The National Gallery stands on the former site of the King’s Mews. In 1826 nearby Carlton House, former home of the Prince Regent was demolished but its impressive columns were saved. Founded in 1824, it houses a collection of over 2,300 paintings dating from the mid-13th century to 1900.
The Gallery is an exempt charity, and a non-departmental public body of the Department for Culture, Media and Sport. Its collection belongs to the public of the United Kingdom and entry to the main collection is free of charge.
It came into being when the British government bought 38 paintings from the heirs of John Julius Angerstein, an insurance broker and patron of the arts, in 1824. After that initial purchase the Gallery was shaped mainly by its early directors, notably Sir Charles Lock Eastlake, and by private donations, which comprise two-thirds of the collection.
The resulting collection is small in size, compared with many European national galleries, but encyclopaedic in scope; most major developments in Western painting “from Giotto to Cézanne” are represented with important works.
In 1823 another major art collection came on the market, which had been assembled by the recently deceased John Julius Angerstein. Angerstein was a Russian-born émigré banker based in London; his collection numbered 38 paintings, including works by Raphael and Hogarth’s Marriage à-la-mode series. On 1 July 1823 George Agar Ellis, a Whig politician, proposed to the House of Commons that it purchase the collection.
In 1832 construction began on a new building by William Wilkins on the site of the King’s Mews in Charing Cross, in an area that had been transformed over the 1820s into Trafalgar Square. The location was a significant one, between the wealthy West End and poorer areas to the east.
The argument that the collection could be accessed by people of all social classes outstripped other concerns, such as the pollution of central London or the failings of Wilkins’s building, when the prospect of a move to South Kensington was mooted in the 1850s.
According to the Parliamentary Commission of 1857, “The existence of the pictures is not the end purpose of the collection, but the means only to give the people an ennobling enjoyment”. In the 20th century the Gallery’s late Victorian interiors fell out of fashion.

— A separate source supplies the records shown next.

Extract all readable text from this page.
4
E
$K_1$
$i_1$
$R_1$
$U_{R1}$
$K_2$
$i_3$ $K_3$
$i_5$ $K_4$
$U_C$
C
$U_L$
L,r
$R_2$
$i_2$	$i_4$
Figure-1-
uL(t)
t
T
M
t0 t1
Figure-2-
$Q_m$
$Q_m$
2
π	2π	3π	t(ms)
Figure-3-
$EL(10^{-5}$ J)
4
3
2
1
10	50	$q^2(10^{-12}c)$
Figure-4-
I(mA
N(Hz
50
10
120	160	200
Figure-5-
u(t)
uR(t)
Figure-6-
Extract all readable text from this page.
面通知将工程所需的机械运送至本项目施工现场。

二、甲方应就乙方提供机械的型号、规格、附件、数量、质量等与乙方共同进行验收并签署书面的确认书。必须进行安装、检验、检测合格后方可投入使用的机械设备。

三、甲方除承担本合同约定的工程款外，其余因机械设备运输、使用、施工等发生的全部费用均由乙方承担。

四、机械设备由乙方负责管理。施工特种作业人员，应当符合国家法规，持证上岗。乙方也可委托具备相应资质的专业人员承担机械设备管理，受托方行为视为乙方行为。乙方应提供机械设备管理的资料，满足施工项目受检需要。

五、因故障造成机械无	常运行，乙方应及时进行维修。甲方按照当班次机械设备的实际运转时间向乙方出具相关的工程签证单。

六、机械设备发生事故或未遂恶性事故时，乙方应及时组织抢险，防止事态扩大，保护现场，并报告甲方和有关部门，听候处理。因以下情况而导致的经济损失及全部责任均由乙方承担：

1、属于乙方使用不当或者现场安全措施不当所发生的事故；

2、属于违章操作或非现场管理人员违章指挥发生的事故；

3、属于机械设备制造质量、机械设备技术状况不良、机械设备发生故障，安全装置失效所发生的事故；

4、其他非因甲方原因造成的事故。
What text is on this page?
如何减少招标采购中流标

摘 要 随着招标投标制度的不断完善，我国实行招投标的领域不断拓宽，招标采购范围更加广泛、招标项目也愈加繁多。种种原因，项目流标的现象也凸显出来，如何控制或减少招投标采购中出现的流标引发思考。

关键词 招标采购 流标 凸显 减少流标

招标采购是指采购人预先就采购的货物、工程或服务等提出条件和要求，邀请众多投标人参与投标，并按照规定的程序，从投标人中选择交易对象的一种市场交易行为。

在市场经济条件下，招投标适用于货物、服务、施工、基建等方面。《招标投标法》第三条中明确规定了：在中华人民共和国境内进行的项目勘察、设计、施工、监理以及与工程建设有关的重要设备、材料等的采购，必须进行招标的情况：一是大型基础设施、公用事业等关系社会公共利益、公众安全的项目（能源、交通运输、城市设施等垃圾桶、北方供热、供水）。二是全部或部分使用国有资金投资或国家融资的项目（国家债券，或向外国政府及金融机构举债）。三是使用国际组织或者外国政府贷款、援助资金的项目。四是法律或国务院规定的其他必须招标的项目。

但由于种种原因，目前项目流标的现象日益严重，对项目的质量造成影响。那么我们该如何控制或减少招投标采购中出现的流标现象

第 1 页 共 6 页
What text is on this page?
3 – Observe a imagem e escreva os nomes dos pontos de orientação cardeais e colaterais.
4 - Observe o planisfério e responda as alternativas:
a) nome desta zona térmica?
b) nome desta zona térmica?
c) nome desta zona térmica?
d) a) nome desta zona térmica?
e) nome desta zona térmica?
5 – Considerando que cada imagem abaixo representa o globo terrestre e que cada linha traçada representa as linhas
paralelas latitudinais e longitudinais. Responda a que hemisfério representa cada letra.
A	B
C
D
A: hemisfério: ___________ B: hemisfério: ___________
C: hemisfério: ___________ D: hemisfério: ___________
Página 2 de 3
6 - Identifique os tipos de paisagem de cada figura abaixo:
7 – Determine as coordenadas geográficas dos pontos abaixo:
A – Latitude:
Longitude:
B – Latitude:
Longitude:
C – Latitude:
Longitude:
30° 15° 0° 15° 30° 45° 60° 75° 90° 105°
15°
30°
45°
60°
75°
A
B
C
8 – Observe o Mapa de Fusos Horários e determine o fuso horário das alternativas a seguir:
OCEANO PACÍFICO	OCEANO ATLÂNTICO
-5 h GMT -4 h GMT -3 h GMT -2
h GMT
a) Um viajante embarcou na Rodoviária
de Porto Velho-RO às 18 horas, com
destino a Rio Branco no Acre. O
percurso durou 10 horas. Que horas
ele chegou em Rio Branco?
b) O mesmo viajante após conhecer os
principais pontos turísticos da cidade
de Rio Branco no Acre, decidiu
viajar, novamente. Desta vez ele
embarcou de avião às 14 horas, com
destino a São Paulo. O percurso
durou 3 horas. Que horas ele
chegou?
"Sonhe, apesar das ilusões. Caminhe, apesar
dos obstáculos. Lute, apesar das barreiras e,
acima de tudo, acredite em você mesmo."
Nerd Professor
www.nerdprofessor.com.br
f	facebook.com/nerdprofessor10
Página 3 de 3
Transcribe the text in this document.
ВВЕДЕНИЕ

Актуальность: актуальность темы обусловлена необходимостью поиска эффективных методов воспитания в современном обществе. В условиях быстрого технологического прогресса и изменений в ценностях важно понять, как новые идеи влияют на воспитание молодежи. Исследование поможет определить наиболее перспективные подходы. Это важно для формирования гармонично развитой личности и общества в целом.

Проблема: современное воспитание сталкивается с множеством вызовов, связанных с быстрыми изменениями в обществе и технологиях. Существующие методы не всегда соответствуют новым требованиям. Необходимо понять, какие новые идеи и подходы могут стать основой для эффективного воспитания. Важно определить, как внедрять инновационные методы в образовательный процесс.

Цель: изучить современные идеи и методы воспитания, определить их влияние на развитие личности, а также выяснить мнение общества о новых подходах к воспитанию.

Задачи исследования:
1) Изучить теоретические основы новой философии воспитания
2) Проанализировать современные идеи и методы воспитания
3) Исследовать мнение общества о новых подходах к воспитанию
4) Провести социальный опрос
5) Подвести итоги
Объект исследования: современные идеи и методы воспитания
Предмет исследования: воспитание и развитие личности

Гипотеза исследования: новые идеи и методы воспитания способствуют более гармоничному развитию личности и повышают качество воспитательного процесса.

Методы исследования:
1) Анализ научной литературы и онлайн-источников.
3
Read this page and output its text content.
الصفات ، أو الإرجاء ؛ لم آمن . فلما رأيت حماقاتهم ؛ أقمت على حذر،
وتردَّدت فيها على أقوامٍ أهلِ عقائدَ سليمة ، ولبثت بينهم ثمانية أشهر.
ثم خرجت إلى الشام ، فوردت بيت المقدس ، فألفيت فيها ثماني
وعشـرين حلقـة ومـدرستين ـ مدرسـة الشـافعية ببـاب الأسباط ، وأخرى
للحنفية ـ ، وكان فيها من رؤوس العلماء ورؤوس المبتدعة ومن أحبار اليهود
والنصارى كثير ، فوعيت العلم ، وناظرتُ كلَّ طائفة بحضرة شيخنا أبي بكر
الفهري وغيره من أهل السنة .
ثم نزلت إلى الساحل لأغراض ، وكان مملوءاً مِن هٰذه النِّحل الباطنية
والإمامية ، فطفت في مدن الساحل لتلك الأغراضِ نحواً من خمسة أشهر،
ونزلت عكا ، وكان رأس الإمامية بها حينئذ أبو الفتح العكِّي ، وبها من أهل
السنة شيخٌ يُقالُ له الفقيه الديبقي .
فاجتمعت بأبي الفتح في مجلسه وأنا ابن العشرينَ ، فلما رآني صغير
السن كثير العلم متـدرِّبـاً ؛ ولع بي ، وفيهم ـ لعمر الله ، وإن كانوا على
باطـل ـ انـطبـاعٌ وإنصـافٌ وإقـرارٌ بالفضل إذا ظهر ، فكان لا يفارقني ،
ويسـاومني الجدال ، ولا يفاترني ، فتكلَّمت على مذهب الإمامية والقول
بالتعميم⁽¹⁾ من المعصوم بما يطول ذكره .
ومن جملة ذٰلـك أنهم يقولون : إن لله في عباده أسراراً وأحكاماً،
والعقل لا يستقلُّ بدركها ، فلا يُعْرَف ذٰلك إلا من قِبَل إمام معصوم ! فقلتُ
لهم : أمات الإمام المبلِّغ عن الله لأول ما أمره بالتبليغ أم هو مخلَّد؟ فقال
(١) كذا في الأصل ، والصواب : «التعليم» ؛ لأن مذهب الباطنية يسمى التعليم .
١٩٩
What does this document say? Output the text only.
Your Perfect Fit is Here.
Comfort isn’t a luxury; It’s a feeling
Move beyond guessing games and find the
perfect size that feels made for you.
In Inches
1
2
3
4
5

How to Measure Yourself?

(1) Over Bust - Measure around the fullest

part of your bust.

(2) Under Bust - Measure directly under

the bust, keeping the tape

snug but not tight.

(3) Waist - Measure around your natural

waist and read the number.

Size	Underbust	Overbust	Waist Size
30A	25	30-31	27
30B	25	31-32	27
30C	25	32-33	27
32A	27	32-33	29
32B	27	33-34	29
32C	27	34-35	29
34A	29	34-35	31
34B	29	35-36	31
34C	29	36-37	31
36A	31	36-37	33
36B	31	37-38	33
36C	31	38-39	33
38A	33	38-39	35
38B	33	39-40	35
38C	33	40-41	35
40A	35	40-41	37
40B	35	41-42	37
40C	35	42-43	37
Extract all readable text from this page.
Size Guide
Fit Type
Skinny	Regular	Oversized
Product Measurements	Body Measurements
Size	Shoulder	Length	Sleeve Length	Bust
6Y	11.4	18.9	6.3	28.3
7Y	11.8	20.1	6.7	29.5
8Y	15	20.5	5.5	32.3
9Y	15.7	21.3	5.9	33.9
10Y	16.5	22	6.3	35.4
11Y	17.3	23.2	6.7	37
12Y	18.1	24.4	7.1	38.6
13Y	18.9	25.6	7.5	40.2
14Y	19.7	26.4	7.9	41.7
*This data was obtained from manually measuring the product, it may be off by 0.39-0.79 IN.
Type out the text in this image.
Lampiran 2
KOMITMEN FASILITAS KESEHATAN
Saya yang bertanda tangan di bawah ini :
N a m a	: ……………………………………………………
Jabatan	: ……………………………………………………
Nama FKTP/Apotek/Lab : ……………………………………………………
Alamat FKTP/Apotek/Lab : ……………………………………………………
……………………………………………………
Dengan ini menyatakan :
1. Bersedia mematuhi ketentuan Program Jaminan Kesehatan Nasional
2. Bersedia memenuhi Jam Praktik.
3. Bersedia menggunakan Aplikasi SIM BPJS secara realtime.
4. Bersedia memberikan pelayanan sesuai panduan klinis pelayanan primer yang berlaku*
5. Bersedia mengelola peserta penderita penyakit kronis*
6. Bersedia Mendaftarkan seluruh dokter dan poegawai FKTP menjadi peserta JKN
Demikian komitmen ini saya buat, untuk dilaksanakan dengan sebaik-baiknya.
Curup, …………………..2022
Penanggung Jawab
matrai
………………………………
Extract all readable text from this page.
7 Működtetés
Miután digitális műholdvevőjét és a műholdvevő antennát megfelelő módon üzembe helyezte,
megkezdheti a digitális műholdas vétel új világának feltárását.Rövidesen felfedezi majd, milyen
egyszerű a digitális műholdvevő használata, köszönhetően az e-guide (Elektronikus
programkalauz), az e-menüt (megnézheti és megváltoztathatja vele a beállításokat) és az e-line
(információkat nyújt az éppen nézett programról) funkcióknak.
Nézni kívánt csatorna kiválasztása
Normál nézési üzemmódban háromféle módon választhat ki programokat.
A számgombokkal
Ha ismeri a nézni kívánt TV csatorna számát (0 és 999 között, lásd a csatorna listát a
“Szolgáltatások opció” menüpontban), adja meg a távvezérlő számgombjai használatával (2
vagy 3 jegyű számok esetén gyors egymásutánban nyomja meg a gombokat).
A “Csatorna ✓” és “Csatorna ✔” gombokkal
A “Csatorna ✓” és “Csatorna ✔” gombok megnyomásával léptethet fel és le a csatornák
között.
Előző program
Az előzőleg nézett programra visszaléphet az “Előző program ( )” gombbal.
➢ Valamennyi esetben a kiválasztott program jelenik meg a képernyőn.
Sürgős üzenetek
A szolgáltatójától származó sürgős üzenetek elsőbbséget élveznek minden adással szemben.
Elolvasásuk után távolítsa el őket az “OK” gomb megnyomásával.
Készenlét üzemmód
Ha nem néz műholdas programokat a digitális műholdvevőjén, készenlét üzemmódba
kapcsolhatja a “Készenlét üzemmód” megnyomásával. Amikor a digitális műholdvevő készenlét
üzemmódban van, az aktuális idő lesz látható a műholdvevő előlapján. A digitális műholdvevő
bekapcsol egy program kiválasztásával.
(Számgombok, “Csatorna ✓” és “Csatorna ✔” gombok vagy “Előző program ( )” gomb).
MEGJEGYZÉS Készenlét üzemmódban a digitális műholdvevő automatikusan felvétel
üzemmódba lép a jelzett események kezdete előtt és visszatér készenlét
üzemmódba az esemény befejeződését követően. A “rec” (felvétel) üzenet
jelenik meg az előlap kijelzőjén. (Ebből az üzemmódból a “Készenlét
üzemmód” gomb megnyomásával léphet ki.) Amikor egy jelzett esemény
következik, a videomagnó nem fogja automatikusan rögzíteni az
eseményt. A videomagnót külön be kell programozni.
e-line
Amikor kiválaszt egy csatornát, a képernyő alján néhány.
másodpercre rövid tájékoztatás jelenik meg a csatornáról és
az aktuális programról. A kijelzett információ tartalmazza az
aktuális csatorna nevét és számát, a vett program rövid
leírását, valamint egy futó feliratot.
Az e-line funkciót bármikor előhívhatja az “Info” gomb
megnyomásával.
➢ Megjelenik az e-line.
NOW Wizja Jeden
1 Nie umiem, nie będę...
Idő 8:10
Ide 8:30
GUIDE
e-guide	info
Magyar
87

The Crace ceiling decorations in the entrance hall were not to the taste of the director Charles Holmes, and were obliterated by white paint. The North Galleries, which opened to the public in 1975, marked the arrival of modernist architecture at the National Gallery.
In the older rooms, the original classical details were effaced by partitions, daises and suspended roofs, the aim being to create neutral settings which did not distract from contemplation of the paintings.
But the Gallery’s commitment to modernism was short-lived: by the 1980s Victorian style was no longer considered anathema, and a restoration programme began to restore the 19th- and early-20th-century interiors to their purported original appearance.
The museum’s main entrance is at the Sainsbury wing, to the left of the main building, where you’ll find the oldest paintings such as works by Giotto and Jan van Eyck. Late Renaissance works from Titian, Michelangelo and others can also be found in the west wing.
Seventeenth-century paintings from Italy, Flanders, Spain and the Netherlands are displayed in the north wing and features works from masters such as Rubens, Van Dyck, Rembrandt and Caravaggio. Paintings from the eighteenth and nineteenth centuries are on display in the east wing.